Plusieurs d’entre nous avons participé activement à l’élaboration du Plan directeur du quartier en 2005-2006. Ainsi, 901 citoyens, commerçants et organismes qui résident, œuvrent ou travaillent dans le quartier ont répondu au questionnaire distribué par la Ville à cet effet, ce qui, au dire même des responsables de cet exercice, ne s’était jamais vu à Québec! Rappelons aussi, pour mémoire, que ce Plan directeur a fait consensus auprès de tous les intervenants du milieu et a été adopté à l’unanimité du conseil municipal en 2008, là où siégeaient déjà plusieurs des élus qui nous représentent encore aujourd’hui. La réglementation de zonage qui s’est ensuivie respectait également ce consensus, la norme ayant été établie à 13  mètres et quatre étages, pour refléter le bâti résidentiel type de l’arrondissement historique.

Depuis lors, nous savons tous que le stationnement de la rue McWilliam, pourtant très utile dans le quartier, les places de stationnement sur rue étant insuffisantes à combler les besoins des résidants, allait éventuellement disparaître pour faire place à un projet résidentiel. Pour plusieurs, nous étions conscients que nous allions subir la perte d’une partie importante de notre ensoleillement, d’une végétation constituée de plusieurs arbres matures et de huit nouveaux chênes (ironiquement plantés cet été le long de la rue Elgin!) et de percées visuelles intéressantes, mais nous l’acceptions en pensant aux nouveaux voisins que nous y gagnerions.

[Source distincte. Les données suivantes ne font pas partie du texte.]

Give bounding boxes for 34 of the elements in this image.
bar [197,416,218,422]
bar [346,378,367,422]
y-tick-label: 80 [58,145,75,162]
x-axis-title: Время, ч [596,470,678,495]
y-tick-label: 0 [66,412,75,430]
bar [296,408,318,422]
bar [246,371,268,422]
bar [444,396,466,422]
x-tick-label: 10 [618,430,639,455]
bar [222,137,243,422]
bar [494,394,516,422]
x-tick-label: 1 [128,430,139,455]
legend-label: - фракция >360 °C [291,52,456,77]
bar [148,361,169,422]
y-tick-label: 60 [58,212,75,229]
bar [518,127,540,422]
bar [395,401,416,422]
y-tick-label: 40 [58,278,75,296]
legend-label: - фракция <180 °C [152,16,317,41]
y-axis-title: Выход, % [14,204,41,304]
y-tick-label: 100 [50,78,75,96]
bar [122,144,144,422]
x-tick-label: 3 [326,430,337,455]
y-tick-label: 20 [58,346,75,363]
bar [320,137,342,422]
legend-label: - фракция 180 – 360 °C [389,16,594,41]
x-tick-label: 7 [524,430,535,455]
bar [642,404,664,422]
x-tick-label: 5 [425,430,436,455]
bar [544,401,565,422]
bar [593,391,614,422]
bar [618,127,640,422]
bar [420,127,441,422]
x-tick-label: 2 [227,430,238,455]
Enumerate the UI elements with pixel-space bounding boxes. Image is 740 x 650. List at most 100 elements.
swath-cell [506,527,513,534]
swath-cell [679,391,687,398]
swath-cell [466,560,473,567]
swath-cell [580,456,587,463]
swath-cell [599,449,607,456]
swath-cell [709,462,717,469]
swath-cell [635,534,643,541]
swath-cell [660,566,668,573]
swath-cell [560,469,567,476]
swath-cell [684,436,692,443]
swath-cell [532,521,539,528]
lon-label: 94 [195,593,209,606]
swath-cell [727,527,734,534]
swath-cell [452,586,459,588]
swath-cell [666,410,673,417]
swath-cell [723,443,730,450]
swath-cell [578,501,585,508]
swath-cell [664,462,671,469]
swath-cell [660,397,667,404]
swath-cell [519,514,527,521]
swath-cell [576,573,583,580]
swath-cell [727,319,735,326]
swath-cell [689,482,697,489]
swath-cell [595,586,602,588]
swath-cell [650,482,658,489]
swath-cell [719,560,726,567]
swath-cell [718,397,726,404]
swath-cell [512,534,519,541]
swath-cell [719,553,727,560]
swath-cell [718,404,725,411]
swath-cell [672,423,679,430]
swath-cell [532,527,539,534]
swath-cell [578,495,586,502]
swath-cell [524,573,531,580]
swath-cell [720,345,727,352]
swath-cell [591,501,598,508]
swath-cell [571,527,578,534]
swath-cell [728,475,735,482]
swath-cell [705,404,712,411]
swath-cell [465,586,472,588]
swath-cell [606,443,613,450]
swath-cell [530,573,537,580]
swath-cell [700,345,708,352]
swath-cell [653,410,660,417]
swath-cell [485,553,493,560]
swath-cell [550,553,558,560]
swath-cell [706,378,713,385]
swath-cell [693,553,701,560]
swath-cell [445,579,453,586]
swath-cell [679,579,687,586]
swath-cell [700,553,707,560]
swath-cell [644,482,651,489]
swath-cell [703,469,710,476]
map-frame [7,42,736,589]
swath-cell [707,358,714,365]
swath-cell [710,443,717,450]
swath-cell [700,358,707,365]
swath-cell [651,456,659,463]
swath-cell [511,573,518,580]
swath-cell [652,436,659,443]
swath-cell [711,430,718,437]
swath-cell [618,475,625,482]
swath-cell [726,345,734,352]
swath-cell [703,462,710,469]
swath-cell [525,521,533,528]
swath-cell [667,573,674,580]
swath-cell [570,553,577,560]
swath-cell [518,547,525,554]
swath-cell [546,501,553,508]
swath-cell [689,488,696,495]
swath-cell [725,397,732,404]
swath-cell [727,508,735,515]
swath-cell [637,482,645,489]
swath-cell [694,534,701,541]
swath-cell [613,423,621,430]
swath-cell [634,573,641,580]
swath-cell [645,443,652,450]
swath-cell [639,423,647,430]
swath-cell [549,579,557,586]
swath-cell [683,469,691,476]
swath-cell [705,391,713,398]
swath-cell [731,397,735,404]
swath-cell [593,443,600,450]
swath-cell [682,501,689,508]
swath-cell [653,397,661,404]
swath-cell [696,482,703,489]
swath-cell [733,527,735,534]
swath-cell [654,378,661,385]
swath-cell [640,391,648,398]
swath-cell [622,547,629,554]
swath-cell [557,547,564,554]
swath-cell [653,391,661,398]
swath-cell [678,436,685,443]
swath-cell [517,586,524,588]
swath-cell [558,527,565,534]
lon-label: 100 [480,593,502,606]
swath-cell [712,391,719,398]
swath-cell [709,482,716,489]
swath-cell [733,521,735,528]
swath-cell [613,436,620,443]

Voilà maintenant que ce consensus sur la hauteur permise est compromis par ce projet résidentiel. À trois reprises, lors de deux consultations informelles et lors de la consultation publique exigée par la loi, les résidents voisins se sont montrés inquiets des répercussions de cette modification et ont demandé que la norme de hauteur de 13 mètres et quatre étages soit respectée.

Contrairement à ce qui a été dit, et même écrit, ces voisins ne demandent pas de modifications à l’architecture du projet, au nombre de logements qui y seront créés, aux cases de stationnement qui y seront intégrés, ces choix, bien que discutables, appartiennent au promoteur et leur appréciation relève de la Commission d’urbanisme et de conservation de Québec.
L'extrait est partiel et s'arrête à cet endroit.